The key resources our team provided were expertise with specific databases, the ability to investigate companies thoroughly and to compose compelling stories on a deadline. We knew we could deliver a powerful story. Stefan Wehrmeyer of Germany’s investigative group, Correctiv, had tested the CAP’s declared goal of protecting the environment. Stefan matched the EU’s pollution database, the E-PRTR, to CAP subsidy recipients in Germany. The resultant story of how CAP funds enrich polluters became our template.
In a conference call, Greenpeace’s top agricultural expert and a scientific advisor grilled us on what we expected to find. Their team posed significant demands, but also acknowledged its vulnerability. If we failed, so might their campaign. We were asking them to share that risk.
Strategic partnership also involves deciding who gets which rewards over time. Investigative work creates assets like skills, data and relationships. We agreed to share those assets with Greenpeace. We knew Greenpeace would need the data to fact-check our work, and we wanted to build Greenpeace’s capacity to continue working towards reform.

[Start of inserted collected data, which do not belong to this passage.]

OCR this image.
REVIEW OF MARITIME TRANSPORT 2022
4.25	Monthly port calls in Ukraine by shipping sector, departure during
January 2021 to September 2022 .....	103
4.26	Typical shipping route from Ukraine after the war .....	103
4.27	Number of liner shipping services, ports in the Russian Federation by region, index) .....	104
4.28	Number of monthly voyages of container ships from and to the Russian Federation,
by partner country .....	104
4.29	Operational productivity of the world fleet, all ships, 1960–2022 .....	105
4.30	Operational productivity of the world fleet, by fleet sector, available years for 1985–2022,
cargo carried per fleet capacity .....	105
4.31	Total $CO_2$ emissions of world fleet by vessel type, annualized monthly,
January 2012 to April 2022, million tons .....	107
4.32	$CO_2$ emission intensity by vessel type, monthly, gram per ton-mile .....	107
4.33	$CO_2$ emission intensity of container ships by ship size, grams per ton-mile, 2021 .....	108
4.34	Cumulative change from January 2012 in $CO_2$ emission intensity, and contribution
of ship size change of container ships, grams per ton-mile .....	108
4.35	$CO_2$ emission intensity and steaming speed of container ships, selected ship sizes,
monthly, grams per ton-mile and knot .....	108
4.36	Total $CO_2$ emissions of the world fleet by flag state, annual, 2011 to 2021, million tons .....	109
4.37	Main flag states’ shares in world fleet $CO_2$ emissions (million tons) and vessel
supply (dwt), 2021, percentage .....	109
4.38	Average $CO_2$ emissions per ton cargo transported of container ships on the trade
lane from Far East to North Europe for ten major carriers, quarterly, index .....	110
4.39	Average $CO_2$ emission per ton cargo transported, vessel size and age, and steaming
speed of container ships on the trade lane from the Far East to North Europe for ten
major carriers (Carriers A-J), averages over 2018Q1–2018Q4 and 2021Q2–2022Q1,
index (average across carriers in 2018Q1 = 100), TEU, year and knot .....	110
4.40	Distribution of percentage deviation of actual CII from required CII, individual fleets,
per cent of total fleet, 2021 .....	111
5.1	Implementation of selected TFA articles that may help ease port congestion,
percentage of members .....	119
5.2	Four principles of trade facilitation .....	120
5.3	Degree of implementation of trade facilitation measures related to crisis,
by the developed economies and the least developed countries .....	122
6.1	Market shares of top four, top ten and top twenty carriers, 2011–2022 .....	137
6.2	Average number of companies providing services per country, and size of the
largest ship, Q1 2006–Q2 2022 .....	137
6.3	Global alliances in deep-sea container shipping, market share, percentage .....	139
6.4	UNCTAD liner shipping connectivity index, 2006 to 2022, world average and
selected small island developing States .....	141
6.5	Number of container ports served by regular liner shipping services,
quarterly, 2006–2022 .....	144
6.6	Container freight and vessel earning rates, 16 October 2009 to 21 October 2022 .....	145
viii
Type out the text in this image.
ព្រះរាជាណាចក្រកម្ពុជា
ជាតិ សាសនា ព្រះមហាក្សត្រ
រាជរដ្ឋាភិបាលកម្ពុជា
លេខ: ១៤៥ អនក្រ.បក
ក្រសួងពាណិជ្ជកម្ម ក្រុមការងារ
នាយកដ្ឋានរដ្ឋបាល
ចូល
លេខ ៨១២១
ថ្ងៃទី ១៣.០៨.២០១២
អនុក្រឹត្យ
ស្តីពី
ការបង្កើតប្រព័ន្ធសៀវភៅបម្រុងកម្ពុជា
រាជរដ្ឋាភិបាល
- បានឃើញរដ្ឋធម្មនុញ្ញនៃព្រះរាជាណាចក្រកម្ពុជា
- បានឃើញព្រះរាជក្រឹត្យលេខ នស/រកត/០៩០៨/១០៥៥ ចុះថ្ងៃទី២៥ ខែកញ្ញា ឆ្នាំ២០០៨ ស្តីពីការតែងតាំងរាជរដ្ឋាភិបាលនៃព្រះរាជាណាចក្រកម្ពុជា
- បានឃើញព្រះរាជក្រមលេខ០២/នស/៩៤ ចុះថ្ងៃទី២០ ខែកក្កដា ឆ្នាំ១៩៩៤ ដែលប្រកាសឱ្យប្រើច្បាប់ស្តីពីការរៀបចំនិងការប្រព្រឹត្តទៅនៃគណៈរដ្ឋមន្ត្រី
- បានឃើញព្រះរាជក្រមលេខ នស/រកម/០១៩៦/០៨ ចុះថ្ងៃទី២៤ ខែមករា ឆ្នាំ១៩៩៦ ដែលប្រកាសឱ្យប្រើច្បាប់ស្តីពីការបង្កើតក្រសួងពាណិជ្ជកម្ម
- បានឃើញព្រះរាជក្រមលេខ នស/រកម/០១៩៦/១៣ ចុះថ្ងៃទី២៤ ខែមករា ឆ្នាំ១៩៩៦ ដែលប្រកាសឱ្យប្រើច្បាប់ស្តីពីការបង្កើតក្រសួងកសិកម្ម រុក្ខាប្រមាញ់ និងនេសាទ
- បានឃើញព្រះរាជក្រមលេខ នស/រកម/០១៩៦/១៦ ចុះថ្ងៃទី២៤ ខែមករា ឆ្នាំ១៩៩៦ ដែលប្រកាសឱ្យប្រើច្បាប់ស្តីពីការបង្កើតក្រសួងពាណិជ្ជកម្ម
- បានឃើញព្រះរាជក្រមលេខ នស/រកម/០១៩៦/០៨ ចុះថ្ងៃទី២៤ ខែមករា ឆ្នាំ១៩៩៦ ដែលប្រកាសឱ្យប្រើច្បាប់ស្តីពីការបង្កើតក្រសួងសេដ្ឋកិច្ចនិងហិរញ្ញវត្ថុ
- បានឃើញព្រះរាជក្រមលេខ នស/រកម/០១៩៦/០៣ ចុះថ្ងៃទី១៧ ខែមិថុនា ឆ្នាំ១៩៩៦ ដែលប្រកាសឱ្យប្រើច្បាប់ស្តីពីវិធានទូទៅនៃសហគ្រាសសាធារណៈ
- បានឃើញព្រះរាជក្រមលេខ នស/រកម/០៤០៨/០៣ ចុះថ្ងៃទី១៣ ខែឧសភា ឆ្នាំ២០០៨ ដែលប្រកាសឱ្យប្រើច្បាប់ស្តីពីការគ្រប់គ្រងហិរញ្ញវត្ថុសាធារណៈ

Managing cultural conflict
In any strategic partnership, there is always an element of cultural conflict. People don’t understand each other, because they come from different backgrounds, use different terms or have different manners. Most important here was that deadlines have a different meaning for NGOs and journalists. Deadlines in news media can change depending on what else happens that day. But you cannot ask a multinational NGO to delay a campaign timed to legislative schedules. Greenpeace never stopped reminding us about time, and we delivered accordingly.
Our contract included a clause that said that if we could not prove our working hypotheses, we would prove what the data supported. Greenpeace is very concerned about cattle farming, and the principal pollutant released by cows is methane. Early on we promised to look for data to support that angle, but we finally told Greenpeace that we couldn’t obtain it. The subject was never raised again.
We also gave Greenpeace and the project team joint approval of each other’s work. Greenpeace’s national offices shared every bit of text and illustration that accompanied our stories. Greenpeace EU took our story and turned it into a report, and we had full review and correction rights. We have seen equally high standards at news media, but not always.
The results
In the end, we were able to show that CAP subsidies enable big farmers to invest in highly polluting activities. We also showed that key players had structured their enterprises so that the resultant pollution would not trigger reporting requirements. This is called “regulatory arbitrage”, and the CAP is a prime example.
In some countries – Belgium, Italy, Austria and the Netherlands – the stories were proposed by Greenpeace or our team to mainstream media and published according to their standards. We expected that in countries like France, no mainstream media would be interested, but Greenpeace owns its own media: 147,000 people clicked on our version at greenpeace.fr. There was also massive pickup by other NGOs and SDM for farmers. We also placed the original version of the English-language summary story in the UK online magazine The Ecologist.
Soon after the stories were published, a major reform in the CAP’s governance occurred: Henceforth, the European Parliament’s Environment, Public Health and Food Safety Committee shares oversight of the programme. Greenpeace was glad, and so are we. Investigative journalism is about changing the way a story ends. We showed that by using insights from business and journalism scholarship, we could help to create a change.
The ultimate test of an alliance, a business executive told me, is whether the partners would collaborate again. For us, the answer is yes. Investigative journalists must ask who is worth working with, for what, and how, starting now.